On Wednesday morning, the entire province of Nova Scotia went into a four-week lockdown, which again closed schools, made masks mandatory in office buildings, and required all non-essential retailers to close. "This is not the time for half measures," Premier Iain Rankin said. "We need strong, quick action to drive this virus out of our province. If we took an incremental approach, we'd likely end up in the same place. We need to regain control over this virus." 

The Halifax Regional Police has asked locals to call them if they see anyone failing to adhere to the coronavirus-related restrictions, whether that's a person not wearing a mask in public, or a restaurant allowing customers to eat in their indoor dining areas. Someone called to report a suspected violation at the Ardmore Tea Room in Halifax, and owner Mike Cormier was alone in the restaurant when the police arrived. 

A mannequin seated at a table in a restaurant.
| Credit: ERIC THOMAS / Contributor/Getty Images

"The officer got out and was looking in the window, and I saw her looking at the mannequin, so I went out and said [...] 'Someone didn't call the police, I hope, on the mannequin,'" he told Global News. 

The mannequin in question was sitting alone at a table.
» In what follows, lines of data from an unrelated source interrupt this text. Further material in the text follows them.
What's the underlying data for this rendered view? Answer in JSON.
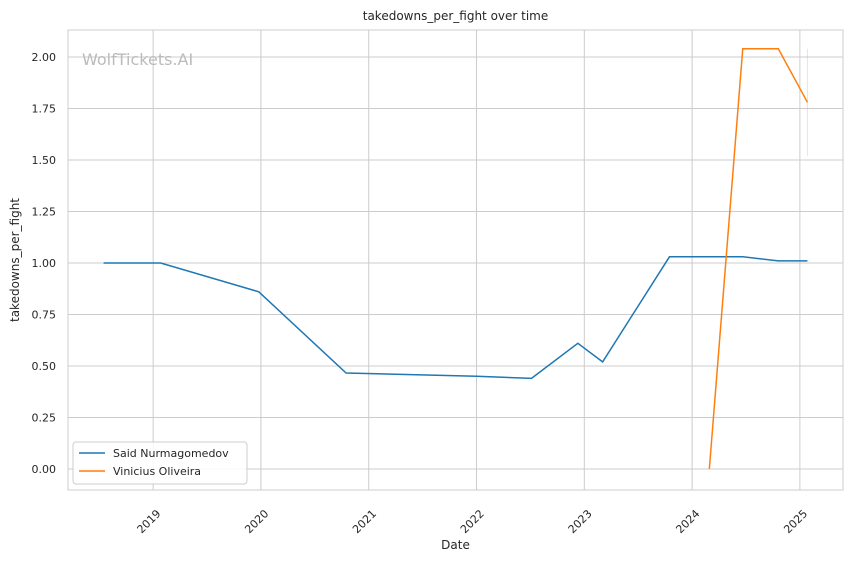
{
  "chart_data": {
    "type": "line",
    "title": "takedowns_per_fight over time",
    "xlabel": "Date",
    "ylabel": "takedowns_per_fight",
    "watermark": "WolfTickets.AI",
    "xlim": [
      2018.21,
      2025.4
    ],
    "ylim": [
      -0.102,
      2.131
    ],
    "grid": true,
    "legend_position": "lower-left",
    "x_ticks": [
      2019,
      2020,
      2021,
      2022,
      2023,
      2024,
      2025
    ],
    "x_tick_labels": [
      "2019",
      "2020",
      "2021",
      "2022",
      "2023",
      "2024",
      "2025"
    ],
    "y_ticks": [
      0,
      0.25,
      0.5,
      0.75,
      1.0,
      1.25,
      1.5,
      1.75,
      2.0
    ],
    "y_tick_labels": [
      "0.00",
      "0.25",
      "0.50",
      "0.75",
      "1.00",
      "1.25",
      "1.50",
      "1.75",
      "2.00"
    ],
    "series": [
      {
        "name": "Said Nurmagomedov",
        "color": "#1f77b4",
        "x": [
          2018.54,
          2019.07,
          2019.98,
          2020.79,
          2022.0,
          2022.51,
          2022.94,
          2023.17,
          2023.79,
          2024.47,
          2024.8,
          2025.07
        ],
        "y": [
          1.0,
          1.0,
          0.86,
          0.466,
          0.45,
          0.44,
          0.61,
          0.52,
          1.03,
          1.03,
          1.01,
          1.01
        ]
      },
      {
        "name": "Vinicius Oliveira",
        "color": "#ff7f0e",
        "x": [
          2024.16,
          2024.47,
          2024.8,
          2025.07
        ],
        "y": [
          0.0,
          2.04,
          2.04,
          1.78
        ],
        "band": {
          "x": 2025.07,
          "low": 1.52,
          "high": 2.04
        }
      }
    ]
  }
}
Cormier had placed mannequins throughout the restaurant to enforce social distancing regulations when customers were allowed to dine-in—and his inanimate guests aren't at risk of spreading anything except oddly shaped shadows.

Once the officer realized that there had been a misunderstanding, she left without going into the restaurant. In an attempt to prevent other people from calling 911 to report his plastic dinner guests, he posted a picture of one of the mannequins on Instagram. "Please don't call the police on us," he wrote. "We are only open for takeout and delivery. No eat in, she's a mannequin to help with social distancing." 

"If you're gonna call the police on someone, you probably want to make sure why you're calling the police and that [...] you're not wasting their time," Cormier told CBC News. "They're busy, they've got better things to do than come look at mannequins."

A spokesperson for Halifax Regional Police confirmed that officers did respond to a call at the Ardmore Tea Room about "individuals not following public health directives," and acknowledged that there were "no issues or violations" being committed by the mannequin, or anyone else on the premises. 

Cormier said that his human-shaped seat-fillers have gotten quite popular on social media, so he's considering selling them after this is all over, and donating the proceeds to a local food bank. Nova Scotia still has three more weeks to go in this lockdown, so hopefully the publicity from Cormier's encounter will encourage locals to double-check that they're not calling the police on a mannequin, or perhaps a large dog or a weirdly shaped piece of patio furniture.